К вечеру разведчики вернулись и сказали, что на торжке никого нет.
Объяснив, как туда добраться, они потребовали плату, побросали в лодку свое добро и уплыли. Такая поспешность насторожила русичей. Семеро потянули байдару бечевой. В темноте, переменив место, ночевали с осторожностью. С рассветом осмотрелись и, не заметив ничего подозрительного, двинулись дальше.
Торжок располагался на ровном месте в излучине реки, среди редколесья было много остывших кострищ.
— Вот тебе и ярмарка! — оглядываясь по сторонам, пробормотал Кусков.
Лицо его обросло бородой, в длинных волосах прибавилось седины.
Посоветовавшись, ватажка выбрала место с нависшими над водой ветвями деревьев вдали от излучины. Под ними спрятали байдару, разгружать ее не спешили. Сысой, Василий и Прохор занялись обустройством ночлега. Лукин, Кусков, Коновалов и Баженов, которого все-таки взяли с собой, с оружием отправились искать тропу к перевалу, присматривали, где бы спрятать привезенное добро. Этот товар не давал ватажке покоя. При небольшой охране находиться на чужой земле с таким богатством было не безопасно.
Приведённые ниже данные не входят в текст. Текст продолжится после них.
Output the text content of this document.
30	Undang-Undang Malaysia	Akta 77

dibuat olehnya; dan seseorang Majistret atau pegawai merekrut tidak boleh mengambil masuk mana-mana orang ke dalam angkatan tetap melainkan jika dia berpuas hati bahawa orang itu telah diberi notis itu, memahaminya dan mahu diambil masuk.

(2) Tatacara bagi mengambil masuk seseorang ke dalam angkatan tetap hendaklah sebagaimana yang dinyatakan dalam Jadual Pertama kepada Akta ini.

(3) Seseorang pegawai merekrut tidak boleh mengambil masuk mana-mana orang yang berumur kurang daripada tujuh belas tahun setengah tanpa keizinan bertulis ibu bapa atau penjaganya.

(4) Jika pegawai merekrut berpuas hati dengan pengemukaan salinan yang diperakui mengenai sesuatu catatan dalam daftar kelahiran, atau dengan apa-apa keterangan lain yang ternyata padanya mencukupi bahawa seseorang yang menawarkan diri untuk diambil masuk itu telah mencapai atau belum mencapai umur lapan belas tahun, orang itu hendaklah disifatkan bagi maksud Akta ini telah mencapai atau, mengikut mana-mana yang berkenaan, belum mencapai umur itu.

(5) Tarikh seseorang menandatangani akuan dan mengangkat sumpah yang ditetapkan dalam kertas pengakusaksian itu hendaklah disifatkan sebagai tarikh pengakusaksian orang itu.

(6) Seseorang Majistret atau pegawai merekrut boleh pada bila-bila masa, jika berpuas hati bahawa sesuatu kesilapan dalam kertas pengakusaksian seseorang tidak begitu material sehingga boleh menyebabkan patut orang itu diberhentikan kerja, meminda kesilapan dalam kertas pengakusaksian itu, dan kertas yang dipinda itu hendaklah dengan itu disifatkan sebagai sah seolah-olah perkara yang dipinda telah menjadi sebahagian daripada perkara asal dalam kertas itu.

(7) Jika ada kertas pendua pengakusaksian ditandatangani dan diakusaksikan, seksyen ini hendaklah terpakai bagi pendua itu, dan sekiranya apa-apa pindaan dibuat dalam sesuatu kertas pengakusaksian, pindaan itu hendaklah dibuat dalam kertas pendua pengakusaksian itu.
К утру в сухом месте промышленные зарыли флягу с порохом, запас пуль и картечи, двадцать одеял, топоры, бисер, флягу водки. На другой день на видном месте развели костер и устроили дневку. Лукин с Коноваловым несколько раз ходили к тайнику и при разных высотах солнца высматривали, не остались ли какие-нибудь следы. У костра пекли рыбу и мясо, поджидали местный народ, но никто не подошел к лагерю.
Лукин с Васильевым всю ночь стояли в карауле, на рассвете разбудили спавших товарищей:
— Идти надо! — сказали. — Не похоже, чтобы кто-то нас видел! Так и до весны прождать можно.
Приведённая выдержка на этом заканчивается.